Neymar Yakin Pulih dari Cedera Betis Jelang Piala Dunia 2026

CNN Indonesia18 jam lalu👁 1 views🤖 AI Rewritten

Neymar menepis kekhawatiran cedera betis yang dialaminya sejak 20 Mei 2026 dan memastikan kesiapannya untuk Piala Dunia 2026. Staf medis Brasil memilih pendekatan hati-hati karena pembengkakan masih memerlukan waktu pemulihan lebih lama.

Pemain timnas Brasil, Neymar, menepis kekhawatiran publik terkait cedera betis yang dialaminya jelang Piala Dunia 2026. Cedera tersebut terjadi pada 20 Mei lalu setelah Neymar diumumkan masuk skuad timnas Brasil sehingga harus menepi untuk sementara waktu. Pernyataan tersebut disampaikan Neymar usai laga Santos melawan Deportivo Cuenca di ajang Copa Sudamericana pada Selasa, 26 Mei 2026 waktu setempat. Ia ingin memastikan bahwa tidak ada kendala berarti pada kondisi betisnya saat ini.

Neymar mengaku sangat percaya diri menghadapi Piala Dunia 2026 yang akan digelar di Amerika Serikat, Kanada, dan Meksiko. "Betis saya baik-baik saja," ucapnya ketika ditanya soal kesiapan setelah cedera. Ia bahkan membalas pertanyaan mengenai masalah yang dialami dengan nada santai dan optimistis. Keyakinan ini disampaikan Neymar di tengah persiapan timnas Brasil menuju turnamen akbar tersebut.

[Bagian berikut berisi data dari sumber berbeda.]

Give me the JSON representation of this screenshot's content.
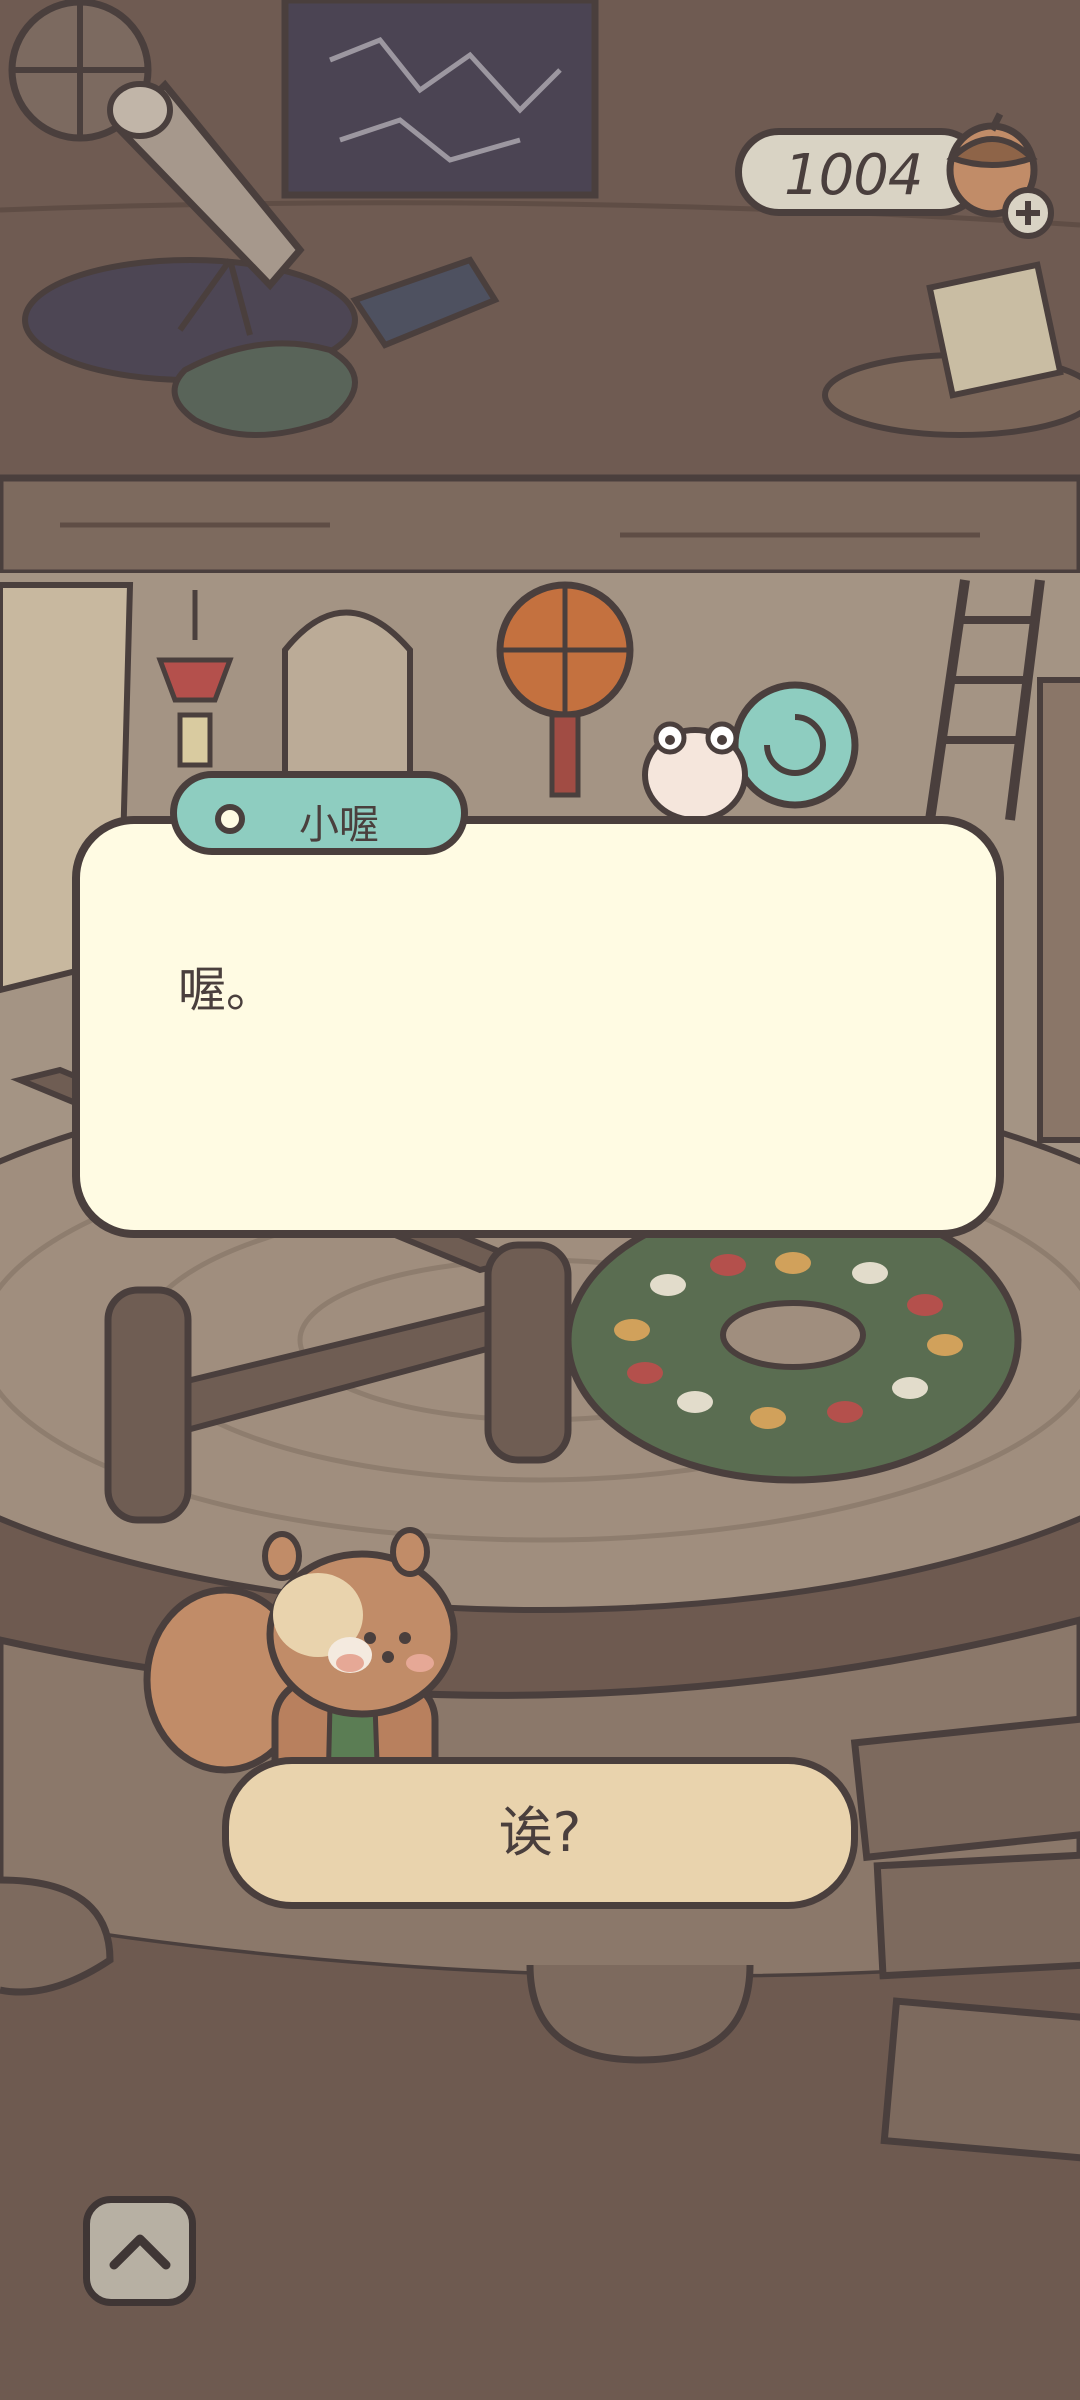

Meski demikian, staf medis timnas Brasil memutuskan untuk melakukan pendekatan yang hati-hati terhadap kondisi Neymar. Program pemulihan khusus telah disusun agar pemain berusia 34 tahun itu bisa tampil optimal di Piala Dunia 2026. Sumber menyebutkan bahwa pembengkakan di betis kanan Neymar tidak ringan sehingga waktu pemulihan mungkin lebih lama dari perkiraan pihak Santos. Akibatnya, kemungkinan Neymar fit untuk laga uji coba melawan Panama pada 31 Mei dan Mesir pada 5 Juni sangat kecil.

Brasil akan bersaing di grup C Piala Dunia 2026 bersama Maroko, Haiti, dan Skotlandia. Tim yang telah mengoleksi lima gelar Piala Dunia itu berharap bisa tampil maksimal meski harus mengelola kondisi pemain kunci seperti Neymar dengan cermat. Pendekatan medis yang hati-hati ini diambil demi menghindari risiko cedera yang lebih parah di turnamen nanti.